L’accès aux sources de l’histoire coloniale pose problème. Certaines d’entre elles, disponibles sur internet, ne sont pas innocentes par les implicites et les valeurs qu’elles véhiculent. Les autres reposent dans les bibliothèques, centres d’archives, dont celui du ministère des Affaires étrangères, et ne sont consultées que par les spécialistes. C’est le rapport à l’archive, sa mise en sens culturelle en vue de son usage public qui est interrogé ici. Il montre le chemin encore à parcourir en direction d’une « décolonisation » des mises à disposition et traitements des sources documentaires.

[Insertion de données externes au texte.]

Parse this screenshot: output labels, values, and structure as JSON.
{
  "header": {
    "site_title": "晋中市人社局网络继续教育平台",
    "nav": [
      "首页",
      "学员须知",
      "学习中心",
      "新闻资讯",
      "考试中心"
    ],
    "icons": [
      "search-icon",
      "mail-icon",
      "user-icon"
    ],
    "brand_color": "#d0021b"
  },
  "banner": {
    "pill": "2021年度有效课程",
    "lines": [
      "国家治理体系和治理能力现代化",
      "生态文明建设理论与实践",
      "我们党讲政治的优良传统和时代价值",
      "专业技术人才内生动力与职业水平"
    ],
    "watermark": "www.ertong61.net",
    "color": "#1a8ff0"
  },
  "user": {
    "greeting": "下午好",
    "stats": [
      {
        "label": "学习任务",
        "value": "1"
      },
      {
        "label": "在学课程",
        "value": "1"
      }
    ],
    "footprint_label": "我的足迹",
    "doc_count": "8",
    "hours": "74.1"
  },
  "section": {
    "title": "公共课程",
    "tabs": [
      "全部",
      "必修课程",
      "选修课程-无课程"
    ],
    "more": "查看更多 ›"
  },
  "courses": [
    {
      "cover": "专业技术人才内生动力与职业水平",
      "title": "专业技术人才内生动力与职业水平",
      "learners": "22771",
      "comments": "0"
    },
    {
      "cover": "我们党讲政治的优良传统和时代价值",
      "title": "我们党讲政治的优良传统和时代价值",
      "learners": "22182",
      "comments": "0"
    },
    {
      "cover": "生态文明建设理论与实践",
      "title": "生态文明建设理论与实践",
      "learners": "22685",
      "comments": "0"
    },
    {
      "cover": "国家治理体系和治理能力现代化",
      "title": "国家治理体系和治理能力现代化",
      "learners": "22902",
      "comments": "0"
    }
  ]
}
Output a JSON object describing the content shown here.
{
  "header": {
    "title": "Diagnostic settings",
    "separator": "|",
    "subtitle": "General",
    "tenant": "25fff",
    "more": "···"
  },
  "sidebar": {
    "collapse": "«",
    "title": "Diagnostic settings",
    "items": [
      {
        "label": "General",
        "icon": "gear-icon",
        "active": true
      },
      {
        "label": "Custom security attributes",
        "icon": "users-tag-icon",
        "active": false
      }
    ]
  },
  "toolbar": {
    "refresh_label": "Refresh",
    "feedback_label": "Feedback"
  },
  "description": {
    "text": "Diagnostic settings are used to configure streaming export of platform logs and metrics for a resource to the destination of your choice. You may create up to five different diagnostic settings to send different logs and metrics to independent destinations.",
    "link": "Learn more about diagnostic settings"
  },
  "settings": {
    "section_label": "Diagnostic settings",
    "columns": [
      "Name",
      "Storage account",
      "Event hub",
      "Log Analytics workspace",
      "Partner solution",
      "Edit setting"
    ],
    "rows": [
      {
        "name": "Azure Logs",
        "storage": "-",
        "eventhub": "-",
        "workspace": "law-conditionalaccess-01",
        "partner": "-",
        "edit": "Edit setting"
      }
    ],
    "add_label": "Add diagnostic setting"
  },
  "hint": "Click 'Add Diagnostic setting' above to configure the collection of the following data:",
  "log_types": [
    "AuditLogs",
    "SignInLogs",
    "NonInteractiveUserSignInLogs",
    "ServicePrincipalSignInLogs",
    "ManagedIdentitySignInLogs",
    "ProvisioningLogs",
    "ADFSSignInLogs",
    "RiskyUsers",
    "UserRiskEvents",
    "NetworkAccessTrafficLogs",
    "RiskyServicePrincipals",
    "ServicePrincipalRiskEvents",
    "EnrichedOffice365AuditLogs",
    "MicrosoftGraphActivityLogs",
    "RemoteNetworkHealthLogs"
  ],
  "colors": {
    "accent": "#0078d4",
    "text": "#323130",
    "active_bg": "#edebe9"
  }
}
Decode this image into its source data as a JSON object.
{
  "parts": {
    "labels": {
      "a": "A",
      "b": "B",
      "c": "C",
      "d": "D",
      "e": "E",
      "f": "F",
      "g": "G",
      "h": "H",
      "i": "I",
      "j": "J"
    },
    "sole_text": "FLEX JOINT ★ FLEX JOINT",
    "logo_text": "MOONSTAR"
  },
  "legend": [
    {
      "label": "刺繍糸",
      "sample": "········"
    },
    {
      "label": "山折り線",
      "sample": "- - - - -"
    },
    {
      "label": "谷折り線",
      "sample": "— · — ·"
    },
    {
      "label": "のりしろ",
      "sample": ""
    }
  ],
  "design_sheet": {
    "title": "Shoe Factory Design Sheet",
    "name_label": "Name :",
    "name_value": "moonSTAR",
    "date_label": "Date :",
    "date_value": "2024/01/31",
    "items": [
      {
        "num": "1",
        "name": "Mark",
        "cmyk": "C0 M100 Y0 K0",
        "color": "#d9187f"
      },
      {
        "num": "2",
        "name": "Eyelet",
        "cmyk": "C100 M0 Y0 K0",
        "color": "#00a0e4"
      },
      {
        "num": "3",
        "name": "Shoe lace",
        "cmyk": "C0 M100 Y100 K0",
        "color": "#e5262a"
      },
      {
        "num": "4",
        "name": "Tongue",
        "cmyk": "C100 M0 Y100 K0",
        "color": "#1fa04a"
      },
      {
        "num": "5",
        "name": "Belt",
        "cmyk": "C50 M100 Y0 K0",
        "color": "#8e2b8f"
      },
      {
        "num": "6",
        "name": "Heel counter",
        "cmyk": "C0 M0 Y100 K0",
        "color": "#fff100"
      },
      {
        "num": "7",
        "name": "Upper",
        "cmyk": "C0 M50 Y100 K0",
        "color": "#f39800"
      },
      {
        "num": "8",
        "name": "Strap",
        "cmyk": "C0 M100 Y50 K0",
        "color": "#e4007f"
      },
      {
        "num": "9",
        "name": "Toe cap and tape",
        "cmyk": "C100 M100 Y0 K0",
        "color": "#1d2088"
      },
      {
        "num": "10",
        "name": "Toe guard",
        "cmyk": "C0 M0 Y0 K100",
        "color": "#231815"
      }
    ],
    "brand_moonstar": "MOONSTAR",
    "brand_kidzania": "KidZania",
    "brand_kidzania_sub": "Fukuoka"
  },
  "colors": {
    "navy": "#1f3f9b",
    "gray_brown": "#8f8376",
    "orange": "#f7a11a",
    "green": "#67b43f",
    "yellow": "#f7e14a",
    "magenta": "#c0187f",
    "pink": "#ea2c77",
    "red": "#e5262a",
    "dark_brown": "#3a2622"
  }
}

La remise en question générale que traverse actuellement notre société justifie sans doute la place qu’occupent les théories postcoloniales dans les débats contemporains. Dans ce contexte, nombreux sont ceux qui défendent l’idée qu’il y a lieu de réécrire la vision du passé que se donne notre société à la lumière des nouvelles considérations théoriques.
Dans le domaine des affaires coloniales et postcoloniales, plusieurs intellectuels comme Valentin Mudimbe ou Achille Mbembe ont développé un des concepts clés, celui de la « bibliothèque coloniale ». Il symbolise la dynamique d’élaboration des savoirs représentant le continent africain comme un objet d’étude. Un Autre dont l’étrangeté est à analyser. Cela permet de dépasser la dimension économique et politique du fait colonial à propos de laquelle beaucoup a déjà été écrit pour en venir à la critique de sa dimension socioculturelle.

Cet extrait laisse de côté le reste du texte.